Hydrogen is being increasingly used as leverage to reignite the Australian gas network, with industry leaders attacking reforms reducing production and consumption. Rosco Jones reports.
One of the biggest gas infrastructure owners, the Australian Gas Infrastructure Group has come out against Victoria’s recent banning of gas lines to new homes as being inhibitive to renewable uptake, with the CEO of AGIG, Craig de Laine, expressing his opposition to the ban on new gas:
“The investment has already been made in the gas networks – it makes good sense for taxpayers to get the value from that investment and that asset, and continue to use it for decades to come.”
Current Victorian reforms have no impact on existing infrastructure, with new developments exclusively affected by the reforms. The limits on gas market expansion will have a serious impact on the Victorian gas industry’s future growth, however, with almost no possibility for new consumers entering the market. This is naturally worrisome to gas investors as Victoria represents the biggest gas consumer market, with 80% of households being gas connected and 40,000 new gas connections per year.
AGIG, in separate statement, said:
“Today’s announcement risks removing an important option to achieve that (emissions and cost minimisation) through renewable gases like green (renewably produced) hydrogen and bio-methane as a clean energy source.”
“Renewable gas” is a proposed substitution of a portion of the gas supply with cleaner fuels, with hydrogen the primary focus, however a growing number of studies having found the effect of using hydrogen mixed into the gas supply to have a negligible effect on total emissions.
Hydrogen mixing in gas supply is a limited technology with a maximum of 20% of the gas supply able to be substituted with hydrogen without complete infrastructure overhaul. A 15% hydrogen blend actually is projected to increase emissions by 2% in realistic circumstances, and in a best case scenario only decreases emissions by 3.6%.
Stalking horse for gas
The realised cost of these systems is currently an understudied field, with early studies indicating a carbon tax will need to charge in excess of $800 to be economically viable, a 5000% increase on Australia’s previous carbon tax of $23. As such, there are rising concerns that the extended usage of any gas would be at the expense of the environment.
Gas providers and their lobby groups are increasingly using their green hydrogen projects to pressure governments into continued natural gas usage. In response to the recent update of Western Australia’s Domestic Gas policy being passed ATCO cancelled plans for a $53 million dollar hydrogen electrolyser project, stating the gas reservation policy as a primary reason for the cancellation.
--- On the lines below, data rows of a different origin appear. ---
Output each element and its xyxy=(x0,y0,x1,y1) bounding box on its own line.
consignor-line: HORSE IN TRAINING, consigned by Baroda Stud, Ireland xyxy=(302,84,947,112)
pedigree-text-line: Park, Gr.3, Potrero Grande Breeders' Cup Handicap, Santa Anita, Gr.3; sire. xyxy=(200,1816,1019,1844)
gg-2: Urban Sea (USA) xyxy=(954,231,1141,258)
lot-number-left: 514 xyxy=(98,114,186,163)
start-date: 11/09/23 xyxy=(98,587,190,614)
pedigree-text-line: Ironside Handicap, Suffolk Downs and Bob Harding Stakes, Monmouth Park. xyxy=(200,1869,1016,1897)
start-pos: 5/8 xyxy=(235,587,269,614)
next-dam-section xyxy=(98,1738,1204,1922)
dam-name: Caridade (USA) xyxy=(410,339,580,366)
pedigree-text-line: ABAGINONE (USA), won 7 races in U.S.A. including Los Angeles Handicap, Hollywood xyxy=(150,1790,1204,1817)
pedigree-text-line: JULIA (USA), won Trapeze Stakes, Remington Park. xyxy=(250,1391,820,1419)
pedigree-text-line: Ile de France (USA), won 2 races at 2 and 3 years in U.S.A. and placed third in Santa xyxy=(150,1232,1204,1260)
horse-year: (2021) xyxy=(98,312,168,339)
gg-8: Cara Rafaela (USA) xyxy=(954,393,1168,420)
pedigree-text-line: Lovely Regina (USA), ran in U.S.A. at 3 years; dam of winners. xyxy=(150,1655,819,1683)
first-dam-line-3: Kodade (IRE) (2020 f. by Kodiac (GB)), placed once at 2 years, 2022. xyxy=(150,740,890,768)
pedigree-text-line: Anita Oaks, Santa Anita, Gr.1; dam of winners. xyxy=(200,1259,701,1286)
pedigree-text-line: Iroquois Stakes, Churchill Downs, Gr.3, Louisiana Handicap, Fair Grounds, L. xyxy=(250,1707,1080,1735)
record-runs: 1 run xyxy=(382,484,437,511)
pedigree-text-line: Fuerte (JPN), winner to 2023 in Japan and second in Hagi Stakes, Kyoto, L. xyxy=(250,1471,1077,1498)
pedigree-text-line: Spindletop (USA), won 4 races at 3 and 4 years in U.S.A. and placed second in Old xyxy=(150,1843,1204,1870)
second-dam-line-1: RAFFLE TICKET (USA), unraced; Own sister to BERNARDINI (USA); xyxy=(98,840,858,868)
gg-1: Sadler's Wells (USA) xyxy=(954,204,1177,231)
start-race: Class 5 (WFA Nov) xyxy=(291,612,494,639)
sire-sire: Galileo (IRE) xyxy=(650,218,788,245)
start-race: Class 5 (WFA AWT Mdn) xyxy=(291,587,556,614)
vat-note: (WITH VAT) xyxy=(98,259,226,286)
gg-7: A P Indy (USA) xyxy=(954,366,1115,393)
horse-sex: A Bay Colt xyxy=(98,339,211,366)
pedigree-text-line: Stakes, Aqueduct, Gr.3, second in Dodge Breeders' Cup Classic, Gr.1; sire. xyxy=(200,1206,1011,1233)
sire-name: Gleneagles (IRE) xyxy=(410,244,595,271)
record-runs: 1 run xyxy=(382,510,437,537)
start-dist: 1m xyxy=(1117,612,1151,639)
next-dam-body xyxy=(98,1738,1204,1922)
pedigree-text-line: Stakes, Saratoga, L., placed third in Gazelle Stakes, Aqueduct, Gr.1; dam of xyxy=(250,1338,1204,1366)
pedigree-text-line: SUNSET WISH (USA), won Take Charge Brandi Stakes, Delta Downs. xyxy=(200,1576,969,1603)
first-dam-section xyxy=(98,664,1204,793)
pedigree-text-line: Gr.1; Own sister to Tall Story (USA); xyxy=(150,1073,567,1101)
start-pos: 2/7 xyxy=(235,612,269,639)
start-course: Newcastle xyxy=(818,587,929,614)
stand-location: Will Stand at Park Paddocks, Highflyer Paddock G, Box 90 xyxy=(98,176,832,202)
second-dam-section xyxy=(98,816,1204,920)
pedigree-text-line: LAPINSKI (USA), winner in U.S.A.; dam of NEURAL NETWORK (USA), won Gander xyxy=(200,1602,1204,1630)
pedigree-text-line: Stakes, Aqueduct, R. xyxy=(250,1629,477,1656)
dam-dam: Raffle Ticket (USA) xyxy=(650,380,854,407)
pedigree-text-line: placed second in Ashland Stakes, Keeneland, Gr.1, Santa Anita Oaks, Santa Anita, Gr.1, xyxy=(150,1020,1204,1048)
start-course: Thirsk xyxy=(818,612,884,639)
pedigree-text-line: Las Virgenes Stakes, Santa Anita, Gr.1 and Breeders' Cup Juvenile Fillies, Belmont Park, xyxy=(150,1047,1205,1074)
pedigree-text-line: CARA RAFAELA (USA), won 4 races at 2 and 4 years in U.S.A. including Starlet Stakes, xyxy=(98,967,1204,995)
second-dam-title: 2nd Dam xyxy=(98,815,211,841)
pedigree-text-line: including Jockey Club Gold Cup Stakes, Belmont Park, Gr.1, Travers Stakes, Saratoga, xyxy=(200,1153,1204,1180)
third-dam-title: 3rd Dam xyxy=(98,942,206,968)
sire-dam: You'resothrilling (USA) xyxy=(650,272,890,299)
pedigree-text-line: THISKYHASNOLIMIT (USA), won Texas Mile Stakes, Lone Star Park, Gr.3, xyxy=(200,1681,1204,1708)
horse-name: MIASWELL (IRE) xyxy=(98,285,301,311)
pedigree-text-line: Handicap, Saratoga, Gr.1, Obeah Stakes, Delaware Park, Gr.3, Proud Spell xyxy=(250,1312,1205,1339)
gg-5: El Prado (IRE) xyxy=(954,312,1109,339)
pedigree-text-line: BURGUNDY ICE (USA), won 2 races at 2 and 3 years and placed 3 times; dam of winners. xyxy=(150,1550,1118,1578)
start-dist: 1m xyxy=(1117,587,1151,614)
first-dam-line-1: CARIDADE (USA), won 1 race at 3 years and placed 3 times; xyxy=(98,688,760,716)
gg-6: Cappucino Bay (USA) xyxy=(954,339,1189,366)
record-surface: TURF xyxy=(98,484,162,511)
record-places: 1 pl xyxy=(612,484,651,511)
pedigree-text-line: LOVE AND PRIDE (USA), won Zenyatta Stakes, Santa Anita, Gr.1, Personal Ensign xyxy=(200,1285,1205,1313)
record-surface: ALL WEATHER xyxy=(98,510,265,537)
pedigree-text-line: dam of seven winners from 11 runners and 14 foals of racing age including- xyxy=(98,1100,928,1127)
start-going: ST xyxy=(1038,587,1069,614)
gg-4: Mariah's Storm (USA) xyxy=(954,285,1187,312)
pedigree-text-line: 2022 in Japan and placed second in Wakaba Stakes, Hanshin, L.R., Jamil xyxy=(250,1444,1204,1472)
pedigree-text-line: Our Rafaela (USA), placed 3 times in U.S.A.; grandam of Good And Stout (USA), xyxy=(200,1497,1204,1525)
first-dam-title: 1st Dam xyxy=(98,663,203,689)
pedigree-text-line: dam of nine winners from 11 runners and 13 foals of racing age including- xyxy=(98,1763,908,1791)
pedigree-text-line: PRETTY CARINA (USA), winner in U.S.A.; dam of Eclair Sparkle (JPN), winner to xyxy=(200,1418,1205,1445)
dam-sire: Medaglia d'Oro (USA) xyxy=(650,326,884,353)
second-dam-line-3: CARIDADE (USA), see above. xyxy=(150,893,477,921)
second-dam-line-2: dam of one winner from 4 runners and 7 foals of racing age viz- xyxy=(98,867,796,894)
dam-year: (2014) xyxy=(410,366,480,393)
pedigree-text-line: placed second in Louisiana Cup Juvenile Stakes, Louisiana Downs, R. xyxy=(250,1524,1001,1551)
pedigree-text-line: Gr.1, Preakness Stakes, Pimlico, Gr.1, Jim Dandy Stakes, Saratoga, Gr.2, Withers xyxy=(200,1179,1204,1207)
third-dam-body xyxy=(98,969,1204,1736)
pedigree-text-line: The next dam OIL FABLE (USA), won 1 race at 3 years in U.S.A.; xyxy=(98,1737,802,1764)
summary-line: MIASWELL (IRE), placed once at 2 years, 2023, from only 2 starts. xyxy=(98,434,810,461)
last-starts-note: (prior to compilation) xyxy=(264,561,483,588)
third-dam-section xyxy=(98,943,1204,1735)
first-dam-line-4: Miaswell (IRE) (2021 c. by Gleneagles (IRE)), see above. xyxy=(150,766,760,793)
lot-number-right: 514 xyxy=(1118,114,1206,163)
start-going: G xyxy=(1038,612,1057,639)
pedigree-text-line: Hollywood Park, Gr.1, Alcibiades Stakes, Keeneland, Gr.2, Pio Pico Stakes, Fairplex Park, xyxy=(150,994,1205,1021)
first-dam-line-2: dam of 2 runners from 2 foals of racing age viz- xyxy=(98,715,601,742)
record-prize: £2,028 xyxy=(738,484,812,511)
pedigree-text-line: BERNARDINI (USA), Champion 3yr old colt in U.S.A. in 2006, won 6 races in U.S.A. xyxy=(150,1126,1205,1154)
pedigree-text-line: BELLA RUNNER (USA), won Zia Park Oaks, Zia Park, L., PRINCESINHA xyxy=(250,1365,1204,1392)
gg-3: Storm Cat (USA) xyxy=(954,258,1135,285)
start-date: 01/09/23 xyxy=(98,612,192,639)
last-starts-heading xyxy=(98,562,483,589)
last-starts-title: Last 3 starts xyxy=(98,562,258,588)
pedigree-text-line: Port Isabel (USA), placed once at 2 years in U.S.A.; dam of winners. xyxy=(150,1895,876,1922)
This puts politicians opposing natural gas usage in a difficult position, as they will either be forced to concede to the gas lobby or risk tarnishing their ecological efforts in the eyes of many of their supporters.
In the 2021 Western Australian election, this occurred, with the Liberal opposition repeatedly attacking the Labor parties renewable credentials for their lack of investment in hydrogen projects. An instance of this occurred in the Western Australian Parliament, with Dr Honey, the opposition leader, making the statement:
We’ve seen renewable innovators like Dr Andrew Forrest driven away to the Eastern States and overseas with their world-class multi-billion-dollar hydrogen-based renewable projects … A very fitting metaphor for Labor’s lack of commitment to renewables.
Victoria’s brown hydrogen
Fossil fuel interests are becoming more and more able to shame their opposition into conceding to their interests or open themselves up for claims of hypocrisy. Victoria’s Labor party has just recently amended their policy on hydrogen, making the “minister for planning the responsible authority for large-scale hydrogen gas production projects”.
This has raised concerns with Japanese investors who have recently signed with the government to produce hydrogen from brown coal for energy export as part of the Hydrogen Energy Supply Chain (HESC). It is expected to produce 225 million kgs of hydrogen per year, and whilst it is billed as a “clean” project can be expected to produce as much as 2 billion kgs of CO2 equivalent according to internal calculations increasing Victoria’s total emissions by ~3%.
This change in legislation represents a significant boundary to hydrogen projects as ministers seek to decrease Victoria’s carbon footprint to meet election promises. With greater oversight projects which contribute excessively to Victoria’s environmental footprint will likely be cancelled, placing HESC’s $2.25 billion in foreign investment in jeopardy.
Evidence is building, both in Australia and overseas, that any hydrogen may not be the answer for a clean future.